————————————————————————————————–
Aşağıdaki yazı, “Mehmet Yılmaz” adlı konuğumuz tarafından gönderilmiştir.
————————————————————————————————–
Son Sonbahar
(Mehmet Yılmaz)
Sonbahar iyiden iyiye kendini hissettirmeye başladı. Sabahtan beri durmadan yağmur yağıyor. İki üç güne kalmaz kar da yağar. Sonra bütün şehir bembeyaz olur saçlarım gibi. Yapraklar da dökülür saçlarım gibi.Yaz gelince şehir yine eski haline döner.Ama artık başımın karı erimez. ve yapraklarım yeniden açmaz.

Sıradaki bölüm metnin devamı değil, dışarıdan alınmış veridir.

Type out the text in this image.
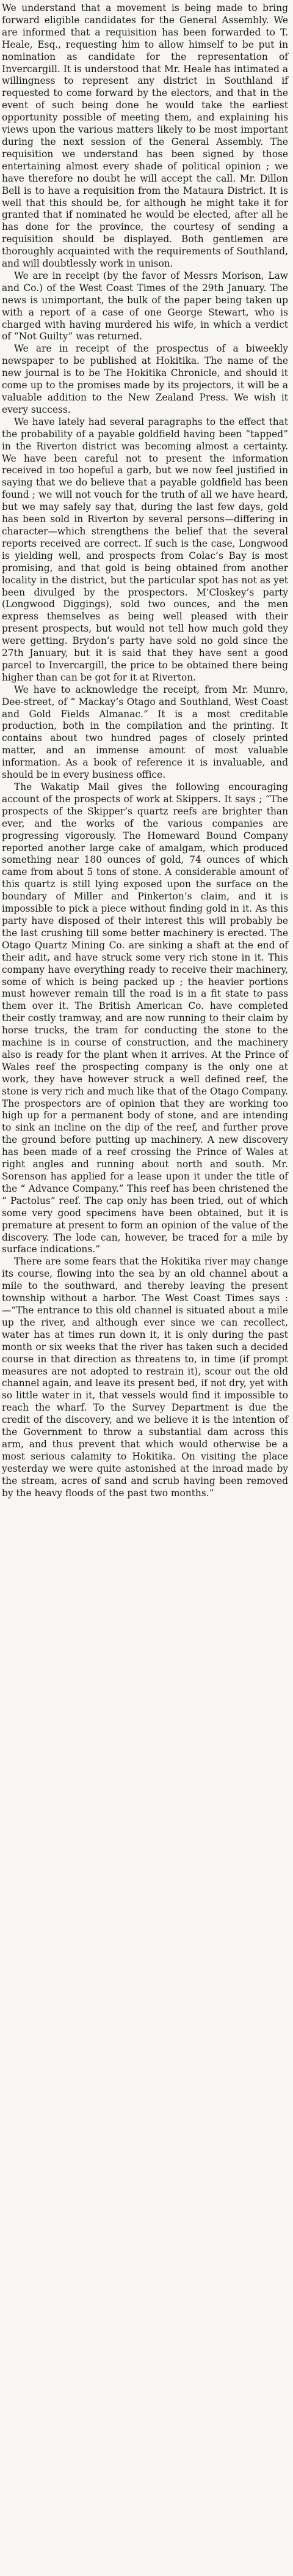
We understand that a movement is being made to bring forward eligible candidates for the General Assembly. We are informed that a requisition has been forwarded to T. Heale, Esq., requesting him to allow himself to be put in nomination as candidate for the representation of Invercargill. It is understood that Mr. Heale has intimated a willingness to represent any district in Southland if requested to come forward by the electors, and that in the event of such being done he would take the earliest opportunity possible of meeting them, and explaining his views upon the various matters likely to be most important during the next session of the General Assembly. The requisition we understand has been signed by those entertaining almost every shade of political opinion ; we have therefore no doubt he will accept the call. Mr. Dillon Bell is to have a requisition from the Mataura District. It is well that this should be, for although he might take it for granted that if nominated he would be elected, after all he has done for the province, the courtesy of sending a requisition should be displayed. Both gentlemen are thoroughly acquainted with the requirements of Southland, and will doubtlessly work in unison.

We are in receipt (by the favor of Messrs Morison, Law and Co.) of the West Coast Times of the 29th January. The news is unimportant, the bulk of the paper being taken up with a report of a case of one George Stewart, who is charged with having murdered his wife, in which a verdict of “Not Guilty” was returned.

We are in receipt of the prospectus of a biweekly newspaper to be published at Hokitika. The name of the new journal is to be The Hokitika Chronicle, and should it come up to the promises made by its projectors, it will be a valuable addition to the New Zealand Press. We wish it every success.

We have lately had several paragraphs to the effect that the probability of a payable goldfield having been “tapped” in the Riverton district was becoming almost a certainty. We have been careful not to present the information received in too hopeful a garb, but we now feel justified in saying that we do believe that a payable goldfield has been found ; we will not vouch for the truth of all we have heard, but we may safely say that, during the last few days, gold has been sold in Riverton by several persons—differing in character—which strengthens the belief that the several reports received are correct. If such is the case, Longwood is yielding well, and prospects from Colac’s Bay is most promising, and that gold is being obtained from another locality in the district, but the particular spot has not as yet been divulged by the prospectors. M’Closkey’s party (Longwood Diggings), sold two ounces, and the men express themselves as being well pleased with their present prospects, but would not tell how much gold they were getting. Brydon’s party have sold no gold since the 27th January, but it is said that they have sent a good parcel to Invercargill, the price to be obtained there being higher than can be got for it at Riverton.

We have to acknowledge the receipt, from Mr. Munro, Dee-street, of “ Mackay’s Otago and Southland, West Coast and Gold Fields Almanac.” It is a most creditable production, both in the compilation and the printing. It contains about two hundred pages of closely printed matter, and an immense amount of most valuable information. As a book of reference it is invaluable, and should be in every business office.

The Wakatip Mail gives the following encouraging account of the prospects of work at Skippers. It says ; “The prospects of the Skipper’s quartz reefs are brighter than ever, and the works of the various companies are progressing vigorously. The Homeward Bound Company reported another large cake of amalgam, which produced something near 180 ounces of gold, 74 ounces of which came from about 5 tons of stone. A considerable amount of this quartz is still lying exposed upon the surface on the boundary of Miller and Pinkerton’s claim, and it is impossible to pick a piece without finding gold in it. As this party have disposed of their interest this will probably be the last crushing till some better machinery is erected. The Otago Quartz Mining Co. are sinking a shaft at the end of their adit, and have struck some very rich stone in it. This company have everything ready to receive their machinery, some of which is being packed up ; the heavier portions must however remain till the road is in a fit state to pass them over it. The British American Co. have completed their costly tramway, and are now running to their claim by horse trucks, the tram for conducting the stone to the machine is in course of construction, and the machinery also is ready for the plant when it arrives. At the Prince of Wales reef the prospecting company is the only one at work, they have however struck a well defined reef, the stone is very rich and much like that of the Otago Company. The prospectors are of opinion that they are working too high up for a permanent body of stone, and are intending to sink an incline on the dip of the reef, and further prove the ground before putting up machinery. A new discovery has been made of a reef crossing the Prince of Wales at right angles and running about north and south. Mr. Sorenson has applied for a lease upon it under the title of the “ Advance Company.” This reef has been christened the “ Pactolus” reef. The cap only has been tried, out of which some very good specimens have been obtained, but it is premature at present to form an opinion of the value of the discovery. The lode can, however, be traced for a mile by surface indications.”

There are some fears that the Hokitika river may change its course, flowing into the sea by an old channel about a mile to the southward, and thereby leaving the present township without a harbor. The West Coast Times says :—“The entrance to this old channel is situated about a mile up the river, and although ever since we can recollect, water has at times run down it, it is only during the past month or six weeks that the river has taken such a decided course in that direction as threatens to, in time (if prompt measures are not adopted to restrain it), scour out the old channel again, and leave its present bed, if not dry, yet with so little water in it, that vessels would find it impossible to reach the wharf. To the Survey Department is due the credit of the discovery, and we believe it is the intention of the Government to throw a substantial dam across this arm, and thus prevent that which would otherwise be a most serious calamity to Hokitika. On visiting the place yesterday we were quite astonished at the inroad made by the stream, acres of sand and scrub having been removed by the heavy floods of the past two months.”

Her gün penceremden dışarıyı seyrederim saatlerce. İşe gidenleri,oynayan çocukları, satıcıları… Bazen de yağmurları. Arada bir gökyüzünde uçan güvercinleri, ağaçlardan dökülen yaprakları.. Çoğu zaman seyrederken dalıp giderim eskilere. Mesela, yine böyle bir sonbahar günü gelmiştim ilk görev yerime. Her taraf çamur içindeydi. Arabadan indiğimde beni karşılayan öğrencilerimi hatırlıyorum.Ya da bir kış günü sobanın başında teneffüslerde öğrencilerle edilen sohbeti, ödev yapmadıkları zaman verdiğim öğütleri ve daha bir çok şeyi…

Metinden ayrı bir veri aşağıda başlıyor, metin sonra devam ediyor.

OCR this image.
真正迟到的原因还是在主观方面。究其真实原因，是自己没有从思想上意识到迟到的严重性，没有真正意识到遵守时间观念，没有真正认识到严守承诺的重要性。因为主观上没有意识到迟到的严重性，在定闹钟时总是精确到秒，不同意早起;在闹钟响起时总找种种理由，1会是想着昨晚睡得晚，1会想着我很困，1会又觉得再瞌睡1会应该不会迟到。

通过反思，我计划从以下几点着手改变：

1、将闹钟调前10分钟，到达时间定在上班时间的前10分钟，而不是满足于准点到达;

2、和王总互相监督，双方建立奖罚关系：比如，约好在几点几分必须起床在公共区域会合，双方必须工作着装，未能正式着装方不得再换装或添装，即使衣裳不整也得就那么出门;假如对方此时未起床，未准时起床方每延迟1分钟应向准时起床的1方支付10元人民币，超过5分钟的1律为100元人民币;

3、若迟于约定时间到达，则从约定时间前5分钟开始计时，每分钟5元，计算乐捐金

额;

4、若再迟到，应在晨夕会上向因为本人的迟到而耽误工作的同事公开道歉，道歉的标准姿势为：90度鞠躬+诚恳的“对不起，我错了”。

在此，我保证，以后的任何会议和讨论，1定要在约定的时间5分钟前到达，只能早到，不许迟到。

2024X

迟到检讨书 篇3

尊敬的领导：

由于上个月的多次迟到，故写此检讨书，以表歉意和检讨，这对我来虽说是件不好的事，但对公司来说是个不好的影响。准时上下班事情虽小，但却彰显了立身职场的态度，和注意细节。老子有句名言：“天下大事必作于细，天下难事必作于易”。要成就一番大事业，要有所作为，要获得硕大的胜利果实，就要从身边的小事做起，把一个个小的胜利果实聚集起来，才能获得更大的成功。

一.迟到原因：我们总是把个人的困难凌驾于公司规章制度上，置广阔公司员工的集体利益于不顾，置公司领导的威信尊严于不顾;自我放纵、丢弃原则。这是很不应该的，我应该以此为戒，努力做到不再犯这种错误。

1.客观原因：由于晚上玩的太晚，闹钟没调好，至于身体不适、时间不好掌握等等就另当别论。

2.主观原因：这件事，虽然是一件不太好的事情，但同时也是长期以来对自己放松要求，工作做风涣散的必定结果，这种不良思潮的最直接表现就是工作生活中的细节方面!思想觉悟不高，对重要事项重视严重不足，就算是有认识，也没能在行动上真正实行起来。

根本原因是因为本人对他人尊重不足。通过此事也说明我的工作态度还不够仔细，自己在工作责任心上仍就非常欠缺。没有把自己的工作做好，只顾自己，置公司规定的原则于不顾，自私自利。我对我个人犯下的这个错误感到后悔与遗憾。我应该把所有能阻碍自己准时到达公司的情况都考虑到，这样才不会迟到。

Bu gün eski resimler geçti elime. Zaman nasıl da akıp gitmiş. Ben daha dün değil miydim yeni göreve başlayan genç bir öğretmen? Bazen insan aynaya bakınca tanımıyor kendini. Simsiyah saçlarını, ışıl ışıl parlayan gözlerini arıyor.Arıyor aramasına ama bulamıyor. Aslında ben o kadar üzülmüyorum bu duruma. Vefasızlık ve nankörlük içimi sızlatan yüreğimi bunaltan. Pencere kenarlarında beklemek, ne zaman çalacak bu telefon, ne zaman gelecek bu postacı? Demek ki her şey yalanmış fotoğraflardaki gülümseme, konuşmalardaki samimiyet ve gözlerdeki parıltı,hepsi…
Ben yarın yine gün doğarken uyanacağım. Gelip penceremin yanına saatlerce oturacağım ve yine akşam olacak. Bir bir kapanacak perdeler. Kalacağım duvarlarla baş başa. Son bir defa kapıya bakacağım, telefonun çalışıp çalışmadığını kontrol edeceğim. Fakat ses çıkmayacak, görüntü olmayacak.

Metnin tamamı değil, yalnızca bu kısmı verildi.